Ph.D., University of Michigan, 2016

Community ecology, Theoretical ecology, Species coexistence


Office: LS112

Phone:  (631)632-8600

Lab Website:  D'Andrea Lab Website

Research Summary:

I received my PhD in ecology and evolutionary biology from the University of Michigan in 2016, following a Master's degree in physics from SBU in 2010. As a community ecologist, I am interested in how ecological forces create order in complex ecosystems. I focus on the key mechanisms behind species coexistence in highly biodiverse communities: How do deterministic and stochastic ecological forces such as competition, environmental filters, and random sorting, influence which species get to coexist and how abundant they are?

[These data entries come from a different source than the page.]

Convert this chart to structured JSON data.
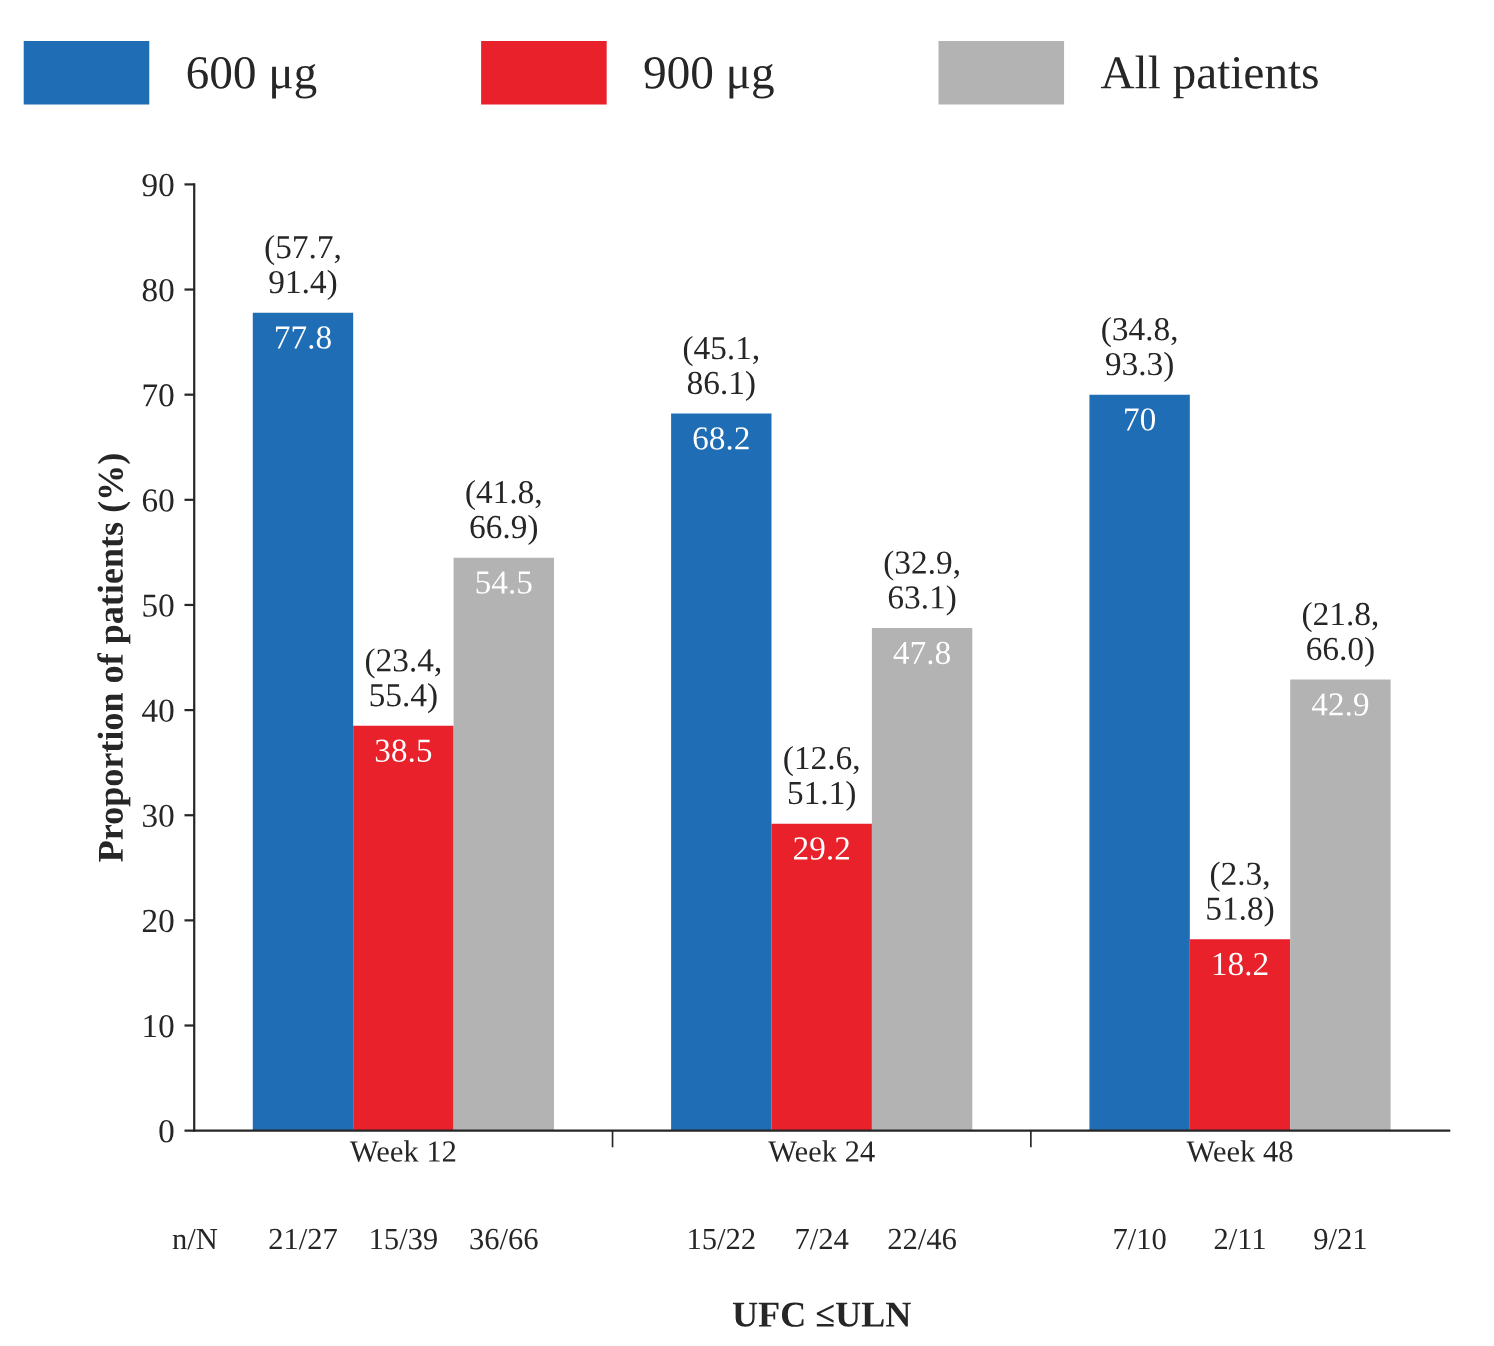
{
  "chart_data": {
    "type": "bar",
    "xlabel": "UFC ≤ULN",
    "ylabel": "Proportion of patients (%)",
    "categories": [
      "Week 12",
      "Week 24",
      "Week 48"
    ],
    "series": [
      {
        "name": "600 μg",
        "color": "#1f6db5",
        "values": [
          77.8,
          68.2,
          70
        ]
      },
      {
        "name": "900 μg",
        "color": "#e8212b",
        "values": [
          38.5,
          29.2,
          18.2
        ]
      },
      {
        "name": "All patients",
        "color": "#b3b3b3",
        "values": [
          54.5,
          47.8,
          42.9
        ]
      }
    ],
    "ylim": [
      0,
      90
    ],
    "yticks": [
      0,
      10,
      20,
      30,
      40,
      50,
      60,
      70,
      80,
      90
    ],
    "data_labels": true,
    "legend": "top",
    "grid": false,
    "annotations": [
      "(57.7,\n91.4)",
      "(23.4,\n55.4)",
      "(41.8,\n66.9)",
      "(45.1,\n86.1)",
      "(12.6,\n51.1)",
      "(32.9,\n63.1)",
      "(34.8,\n93.3)",
      "(2.3,\n51.8)",
      "(21.8,\n66.0)",
      "n/N",
      "21/27",
      "15/39",
      "36/66",
      "15/22",
      "7/24",
      "22/46",
      "7/10",
      "2/11",
      "9/21"
    ]
  }
}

Conversely, what can our observations of specific combinations of species and their traits tell us about the driving forces underlying ecological dynamics? As a theoretician bent on grounding theory in biological realism, I seek to answer these questions using a combination of mathematical analysis and computer simulations, often in collaboration with colleagues with natural history expertise ranging from tropical forests to microbial communities.

My new lab at Stony Brook will focus on advancing ecological theory linking community assembly processes to macroecological patterns, and confronting this theoretical framework with data. This research program is especially aimed at high-diversity systems such as tropical forests, where we need to better understand how stochastic forces and deterministic forces interact to shape communities and maintain biodiversity.